By June 3, Weibo hashtags #BoycottCherry and #CherryChina had pulled in more than 182 million hits.
"From my perspective, it's more like a kind of stereotype, not gender discrimination," a former Weber Shandwick public relation specialist who wished to remain anonymous told PingWest, "It's a failed public relations case. Should they have sent a timely and sincere apology, this will not raise the dispute to the level of discrimination against feminism."
"Generally speaking, brands should always keep away from high-risk topics such as race, gender, religion, etc.," she added.
"No qualified social media manager should ever puts his or her personal emotions above the brand. What Cherry China did was very unprofessional," Yao Suxin, a senior PR specialist said, "Brands cannot stand directly on the opposite side of the public. Cherry China seems to be telling everyone that if you disapprove of me, then your values are problematic. It's like pushing the brand to the edge off the cliff."
Cherry GmbH, the owner of the keyboard brand, issued its own statements after some users went over to Twitter to voice their concern, saying that the male-only sweepstake was “never intended to defame the female gender.”
However, some users were not satisfied with the statement and questioned its sincerity. A user subsequently commented that “Apology without solution is NOTHING! You must punish the agency who abused consumers.”
The clear evasion to take action in Cherry GmbH’s statement is likely due to the fact that Cherry GmbH does not own Cherry China. The Chinese company is not a subsidiary of Cherry GmbH, but an independent one named Beijing Juewei Technology. Juewei acquired the right to distribute Cherry products through ZF Friedrichshafen AG, Cherry's previous owner, before the ownership was transferred to German private investment company GENUI.
Founded in 2012, the Beijing-based company is the largest distributor of Cherry products in Mainland China, according to a regulatory filing in 2016, Juewei also makes its own brand of peripheral products under the brand i-Rocks. Han acquired the company’s majority shares and came onboard as chairman and general manager.
But even before Han’s takeover, the company was already known on Chinese social media to conduct raunchy, sometimes even sexist marketing campaigns through Cherry China’s account.
Back in 2014, Cherry China posted a picture on Weibo with a faceless model wearing a T-shirt bearing the slogan “push my buttons”, and hands on her chest. The account added that the picture represented how one of its keyboards would feel.
"Considering the picture they sent in 2014, I think Cherry China has always been very disrespectful to women. There’s no doubt, it is sexual discrimination and their coping style is ridiculous." Li Yan, a 23-year-old female gamer, told PingWest, "It is detrimental to the brand image, I am going to replace my keyboard and Cherry is not on my list."

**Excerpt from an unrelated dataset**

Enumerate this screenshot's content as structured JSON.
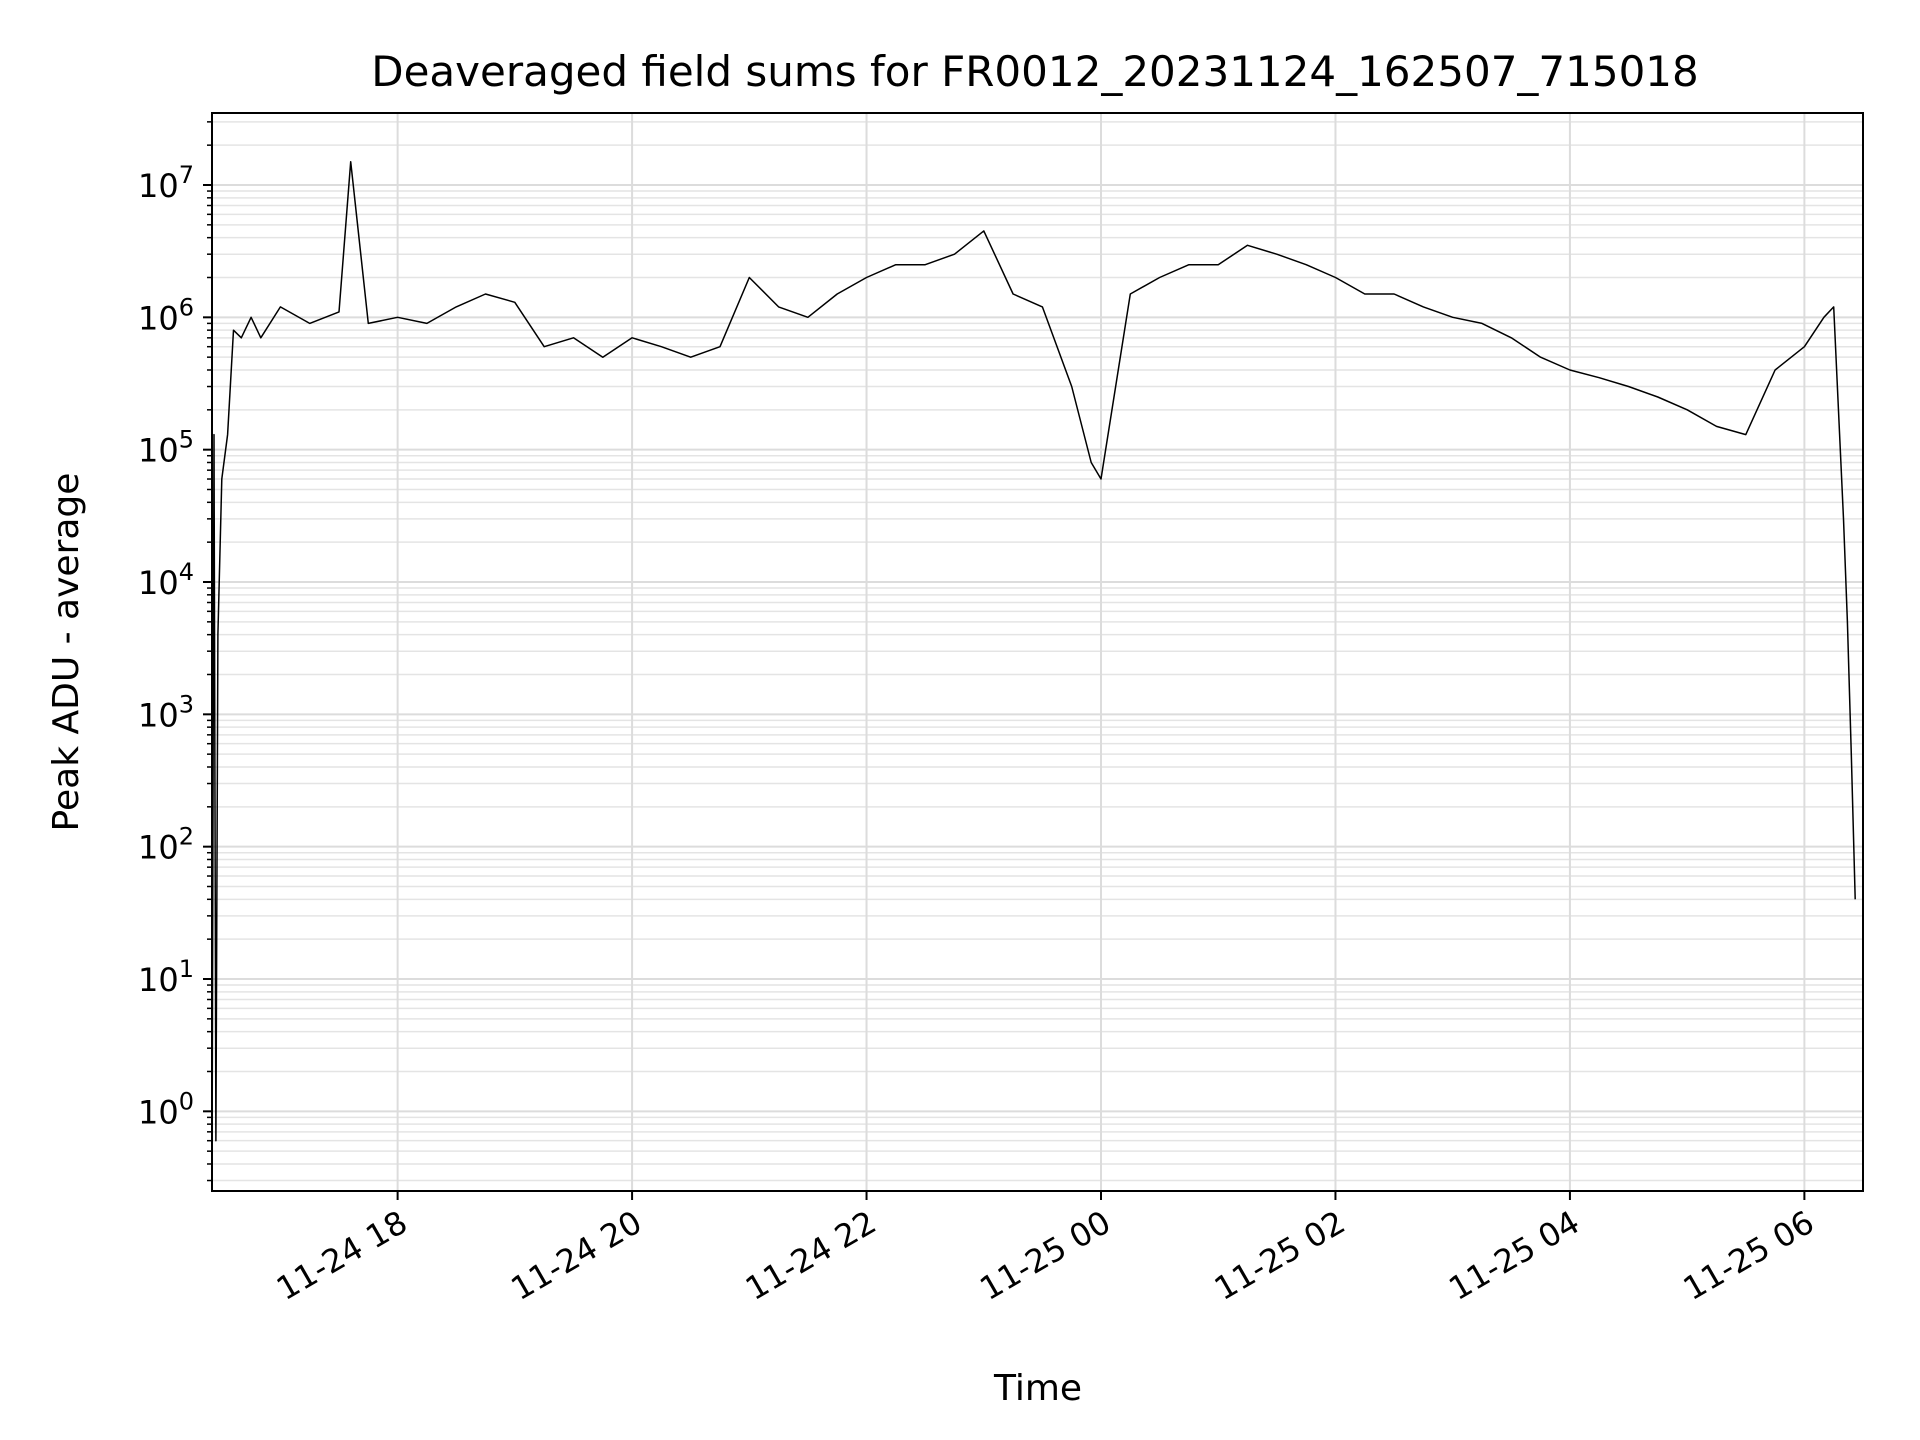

"Social media managers always represent companys’ value. Cherry is a reliable keyboard maker, but the words its social media manager and CEO posted are full of irony which makes me feel sick. The reply from the headquarters is also meaningless." She added.
Women make up a sizeable portion of the Chinese gaming community, according to CNG, a game industry research institution. In 2017, there are 583 million gamers in China, and female counts for 264 million in them. The number is also projected to increase in the next few years.
"Once brand image is damaged, the reshaping process could be very tough," said the former employee of Weber Shandwick, “definitely, the sales of Cherry’s products in China will be affected, just like what D&G have suffered till now,” referring to the fashion brand’s sales drop after insulting Chinese women.